Is this passage an example of a metaphor, analogy, or both?
I would say it's an analogy, which generally in literature implies the primary subject being compared to something more familiar, in hopes of conveying insights into the true nature of the subject.
In Tolstoy's case, it doesn't matter that his audience probably aren't particularly familiar with differential calculus. He explicitly defines the feature relevant to his analogy; exacting measurement of tiny differences enables one to graph a complex function to present a revealing image.
His purpose being to show that a true understanding of human history in the global and long-term sense can best be achieved by focussing on the minute particulars of specific incidents involving particular people at some given place and time.
Today he'd be more likely to use the analogy of a hologram, which has the interesting property that if you shatter it, you can still retrieve the whole original picture from each small part.

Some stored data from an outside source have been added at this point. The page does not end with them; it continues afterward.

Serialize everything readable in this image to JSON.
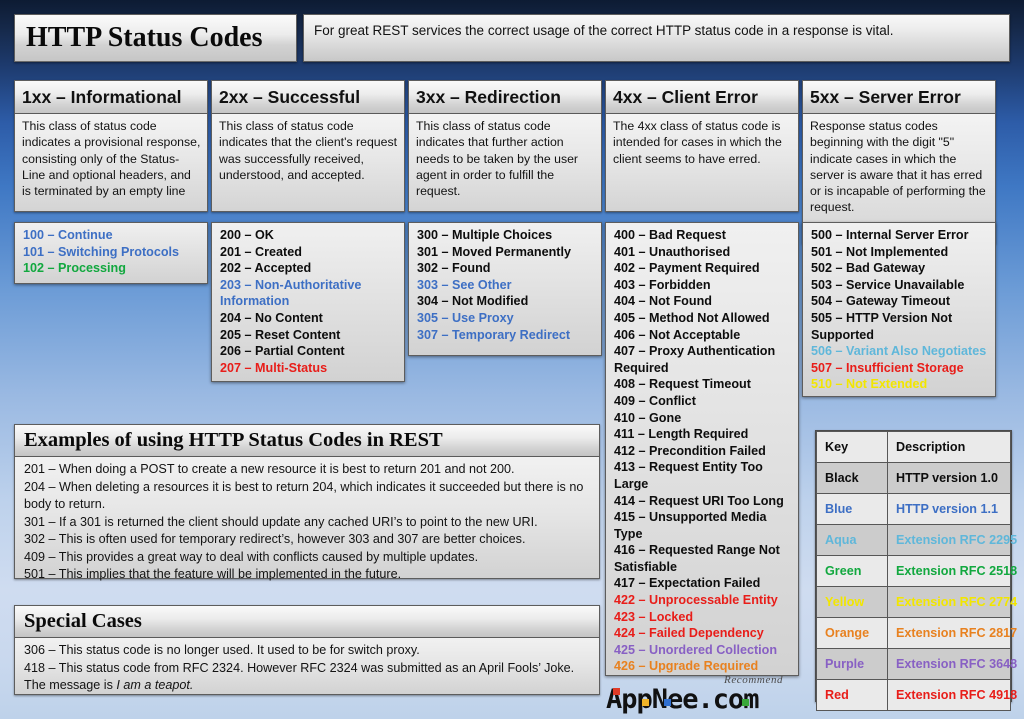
{
  "header": {
    "title": "HTTP Status Codes",
    "subtitle": "For great REST services the correct usage of the correct HTTP status code in a response is vital."
  },
  "columns": [
    {
      "heading": "1xx – Informational",
      "description": "This class of status code indicates a provisional response, consisting only of the Status-Line and optional headers, and is terminated by an empty line",
      "codes": [
        {
          "text": "100 – Continue",
          "color": "blue"
        },
        {
          "text": "101 – Switching Protocols",
          "color": "blue"
        },
        {
          "text": "102 – Processing",
          "color": "green"
        }
      ]
    },
    {
      "heading": "2xx – Successful",
      "description": "This class of status code indicates that the client's request was successfully received, understood, and accepted.",
      "codes": [
        {
          "text": "200 – OK",
          "color": "black"
        },
        {
          "text": "201 – Created",
          "color": "black"
        },
        {
          "text": "202 – Accepted",
          "color": "black"
        },
        {
          "text": "203 – Non-Authoritative Information",
          "color": "blue"
        },
        {
          "text": "204 – No Content",
          "color": "black"
        },
        {
          "text": "205 – Reset Content",
          "color": "black"
        },
        {
          "text": "206 – Partial Content",
          "color": "black"
        },
        {
          "text": "207 – Multi-Status",
          "color": "red"
        }
      ]
    },
    {
      "heading": "3xx – Redirection",
      "description": "This class of status code indicates that further action needs to be taken by the user agent in order to fulfill the request.",
      "codes": [
        {
          "text": "300 – Multiple Choices",
          "color": "black"
        },
        {
          "text": "301 – Moved Permanently",
          "color": "black"
        },
        {
          "text": "302 – Found",
          "color": "black"
        },
        {
          "text": "303 – See Other",
          "color": "blue"
        },
        {
          "text": "304 – Not Modified",
          "color": "black"
        },
        {
          "text": "305 – Use Proxy",
          "color": "blue"
        },
        {
          "text": "307 – Temporary Redirect",
          "color": "blue"
        }
      ]
    },
    {
      "heading": "4xx – Client Error",
      "description": "The 4xx class of status code is intended for cases in which the client seems to have erred.",
      "codes": [
        {
          "text": "400 – Bad Request",
          "color": "black"
        },
        {
          "text": "401 – Unauthorised",
          "color": "black"
        },
        {
          "text": "402 – Payment Required",
          "color": "black"
        },
        {
          "text": "403 – Forbidden",
          "color": "black"
        },
        {
          "text": "404 – Not Found",
          "color": "black"
        },
        {
          "text": "405 – Method Not Allowed",
          "color": "black"
        },
        {
          "text": "406 – Not Acceptable",
          "color": "black"
        },
        {
          "text": "407 – Proxy Authentication Required",
          "color": "black"
        },
        {
          "text": "408 – Request Timeout",
          "color": "black"
        },
        {
          "text": "409 – Conflict",
          "color": "black"
        },
        {
          "text": "410 – Gone",
          "color": "black"
        },
        {
          "text": "411 – Length Required",
          "color": "black"
        },
        {
          "text": "412 – Precondition Failed",
          "color": "black"
        },
        {
          "text": "413 – Request Entity Too Large",
          "color": "black"
        },
        {
          "text": "414 – Request URI Too Long",
          "color": "black"
        },
        {
          "text": "415 – Unsupported Media Type",
          "color": "black"
        },
        {
          "text": "416 – Requested Range Not Satisfiable",
          "color": "black"
        },
        {
          "text": "417 – Expectation Failed",
          "color": "black"
        },
        {
          "text": "422 – Unprocessable Entity",
          "color": "red"
        },
        {
          "text": "423 – Locked",
          "color": "red"
        },
        {
          "text": "424 – Failed Dependency",
          "color": "red"
        },
        {
          "text": "425 – Unordered Collection",
          "color": "purple"
        },
        {
          "text": "426 – Upgrade Required",
          "color": "orange"
        }
      ]
    },
    {
      "heading": "5xx – Server Error",
      "description": "Response status codes beginning with the digit \"5\" indicate cases in which the server is aware that it has erred or is incapable of performing the request.",
      "codes": [
        {
          "text": "500 – Internal Server Error",
          "color": "black"
        },
        {
          "text": "501 – Not Implemented",
          "color": "black"
        },
        {
          "text": "502 – Bad Gateway",
          "color": "black"
        },
        {
          "text": "503 – Service Unavailable",
          "color": "black"
        },
        {
          "text": "504 – Gateway Timeout",
          "color": "black"
        },
        {
          "text": "505 – HTTP Version Not Supported",
          "color": "black"
        },
        {
          "text": "506 – Variant Also Negotiates",
          "color": "aqua"
        },
        {
          "text": "507 – Insufficient Storage",
          "color": "red"
        },
        {
          "text": "510 – Not Extended",
          "color": "yellow"
        }
      ]
    }
  ],
  "examples": {
    "heading": "Examples of using HTTP Status Codes in REST",
    "lines": [
      "201 – When doing a POST to create a new resource it is best to return 201 and not 200.",
      "204 – When deleting a resources it is best to return 204, which indicates it succeeded but there is no body to return.",
      "301 – If a 301 is returned the client should update any cached URI’s to point to the new URI.",
      "302 – This is often used for temporary redirect’s, however 303 and 307 are better choices.",
      "409 – This provides a great way to deal with conflicts caused by multiple updates.",
      "501 – This implies that the feature will be implemented in the future."
    ]
  },
  "special_cases": {
    "heading": "Special Cases",
    "lines": [
      "306 – This status code is no longer used. It used to be for switch proxy.",
      "418 – This status code from RFC 2324. However RFC 2324 was submitted as an April Fools’ Joke. The message is "
    ],
    "italic_tail": "I am a teapot."
  },
  "key_table": {
    "columns": [
      "Key",
      "Description"
    ],
    "rows": [
      {
        "key": "Black",
        "description": "HTTP version 1.0",
        "color": "black"
      },
      {
        "key": "Blue",
        "description": "HTTP version 1.1",
        "color": "blue"
      },
      {
        "key": "Aqua",
        "description": "Extension RFC 2295",
        "color": "aqua"
      },
      {
        "key": "Green",
        "description": "Extension RFC 2518",
        "color": "green"
      },
      {
        "key": "Yellow",
        "description": "Extension RFC 2774",
        "color": "yellow"
      },
      {
        "key": "Orange",
        "description": "Extension RFC 2817",
        "color": "orange"
      },
      {
        "key": "Purple",
        "description": "Extension RFC 3648",
        "color": "purple"
      },
      {
        "key": "Red",
        "description": "Extension RFC 4918",
        "color": "red"
      }
    ]
  },
  "watermark": {
    "brand": "AppNee.com",
    "tagline": "Recommend"
  },
  "palette": {
    "black": "#0d0d0d",
    "blue": "#3d6fc4",
    "aqua": "#5fb7da",
    "green": "#12a83f",
    "yellow": "#f2e600",
    "orange": "#e8811f",
    "purple": "#8860c4",
    "red": "#e81d19"
  }
}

Unfortunately for Tolstoy (who had no great reputation as a mathematician), measuring exact values anywhere on the line of a complex function doesn't actually tell you much about what may happen elsewhere on the graph. And the smaller the piece of broken hologram you look at, the fuzzier the image you can get from it becomes. It's not an analogy that can be taken too far.
I would call this an implied metaphor. Without actually declaring the comparator, Tolstoy is likening humanity to something massive and moving, possibly a river or a glacier — in any case, something composed of minute forces that push the mass along. He then suggests that a kind of calculus could be applied to the progress, measuring smaller and smaller bits, until a larger pattern emerges.